IV.B.2. Un absentéisme partiel et stratégique

D’autres encore, sur un mode analogue, profitent de ce système en choisissant d’assister exclusivement aux cours jugés les plus importants comme la séméiologie (à forts coefficients) et/ou intéressants de leur point de vue, estimant ainsi que le suivi de ces enseignements, par le seul fait de l’écoute attentive, facilite le travail de compréhension et celui, ultérieur, de mémorisation des contenus. En ne se rendant pas ainsi aux cours à faibles coefficients, ces étudiants libèrent du temps pour leur travail personnel sur les domaines jugés les moins rentables...

D’autres enfin éliminent les heures d’enseignement les plus tardives de la journée à la fois parce que, leur état de fatigue aidant, ils en ont “assez” et ne s’estiment plus suffisamment alertes pour les suivre efficacement, parce qu’ils souhaitent s’aménager un temps de repos avant de se remettre au travail le soir même ou encore pour travailler personnellement plusieurs heures (par exemple à la bibliothèque) avant de rentrer chez eux.

C’est donc au nom de raisons essentiellement scolaires, pour assurer leur travail personnel régulièrement sans accumuler un retard toujours difficile à récupérer, pour ménager leurs forces et économiser leur emploi du temps, que ces étudiants choisissent de manquer des enseignements magistraux en profitant pleinement des cours ronéotypés qui leur sont distribués.
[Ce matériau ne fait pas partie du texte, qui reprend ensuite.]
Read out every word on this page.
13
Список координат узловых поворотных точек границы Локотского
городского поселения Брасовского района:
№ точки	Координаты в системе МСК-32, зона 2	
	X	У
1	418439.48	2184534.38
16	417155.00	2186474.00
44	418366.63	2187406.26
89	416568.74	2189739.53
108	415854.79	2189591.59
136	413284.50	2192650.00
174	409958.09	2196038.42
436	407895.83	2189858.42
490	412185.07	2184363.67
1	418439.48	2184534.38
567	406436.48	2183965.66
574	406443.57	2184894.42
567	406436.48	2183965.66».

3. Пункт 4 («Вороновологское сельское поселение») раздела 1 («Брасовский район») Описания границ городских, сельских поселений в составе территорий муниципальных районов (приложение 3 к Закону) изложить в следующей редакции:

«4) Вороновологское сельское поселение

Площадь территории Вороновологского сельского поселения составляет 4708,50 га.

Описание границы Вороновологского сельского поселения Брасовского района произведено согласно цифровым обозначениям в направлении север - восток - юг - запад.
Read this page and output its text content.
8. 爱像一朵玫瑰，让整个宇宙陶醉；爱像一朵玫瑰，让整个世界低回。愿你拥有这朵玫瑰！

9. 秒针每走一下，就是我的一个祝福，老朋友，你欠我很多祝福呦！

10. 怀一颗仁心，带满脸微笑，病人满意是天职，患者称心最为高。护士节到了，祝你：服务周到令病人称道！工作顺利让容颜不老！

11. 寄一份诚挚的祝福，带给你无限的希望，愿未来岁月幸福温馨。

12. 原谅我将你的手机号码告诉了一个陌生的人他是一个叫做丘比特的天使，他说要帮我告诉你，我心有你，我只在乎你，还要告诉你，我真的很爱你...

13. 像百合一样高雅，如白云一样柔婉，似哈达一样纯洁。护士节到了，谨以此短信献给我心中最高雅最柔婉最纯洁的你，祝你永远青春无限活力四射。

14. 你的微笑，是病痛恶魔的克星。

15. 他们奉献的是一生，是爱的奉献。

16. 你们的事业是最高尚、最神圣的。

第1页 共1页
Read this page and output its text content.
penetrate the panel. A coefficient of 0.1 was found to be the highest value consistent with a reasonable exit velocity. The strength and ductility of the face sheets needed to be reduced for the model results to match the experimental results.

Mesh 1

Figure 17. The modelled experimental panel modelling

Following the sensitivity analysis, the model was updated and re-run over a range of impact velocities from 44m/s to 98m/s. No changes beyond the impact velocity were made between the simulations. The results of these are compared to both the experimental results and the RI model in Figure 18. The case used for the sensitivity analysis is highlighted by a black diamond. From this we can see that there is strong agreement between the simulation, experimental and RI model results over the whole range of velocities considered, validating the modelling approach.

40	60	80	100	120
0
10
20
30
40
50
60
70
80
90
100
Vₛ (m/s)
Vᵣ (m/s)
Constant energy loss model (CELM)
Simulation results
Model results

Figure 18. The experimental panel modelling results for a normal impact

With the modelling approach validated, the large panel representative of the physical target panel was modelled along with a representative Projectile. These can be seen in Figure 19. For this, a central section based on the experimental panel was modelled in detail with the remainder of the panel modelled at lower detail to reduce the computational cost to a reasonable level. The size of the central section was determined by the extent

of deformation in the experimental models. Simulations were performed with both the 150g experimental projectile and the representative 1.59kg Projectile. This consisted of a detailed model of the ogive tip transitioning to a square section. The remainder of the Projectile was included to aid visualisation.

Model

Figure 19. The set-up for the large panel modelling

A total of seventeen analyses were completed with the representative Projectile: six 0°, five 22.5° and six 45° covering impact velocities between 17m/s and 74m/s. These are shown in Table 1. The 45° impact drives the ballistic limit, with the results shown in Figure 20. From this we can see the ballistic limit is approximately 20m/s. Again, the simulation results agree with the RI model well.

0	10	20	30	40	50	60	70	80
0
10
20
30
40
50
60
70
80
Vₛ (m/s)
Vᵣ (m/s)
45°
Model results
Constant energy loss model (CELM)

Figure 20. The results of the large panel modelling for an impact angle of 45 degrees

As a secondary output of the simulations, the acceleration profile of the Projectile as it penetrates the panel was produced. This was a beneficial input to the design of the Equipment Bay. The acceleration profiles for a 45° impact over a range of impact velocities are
Sinon, « on n’a pas le temps de tout faire »... Et s’il leur arrive de ne pas aller en cours par manque d’envie, c’est toutefois bien plus souvent dans l’objectif explicite de libérer un temps de travail personnel plus important, notamment sur les enseignements à faibles coefficients, que ces étudiants de troisième année adoptent ce comportement.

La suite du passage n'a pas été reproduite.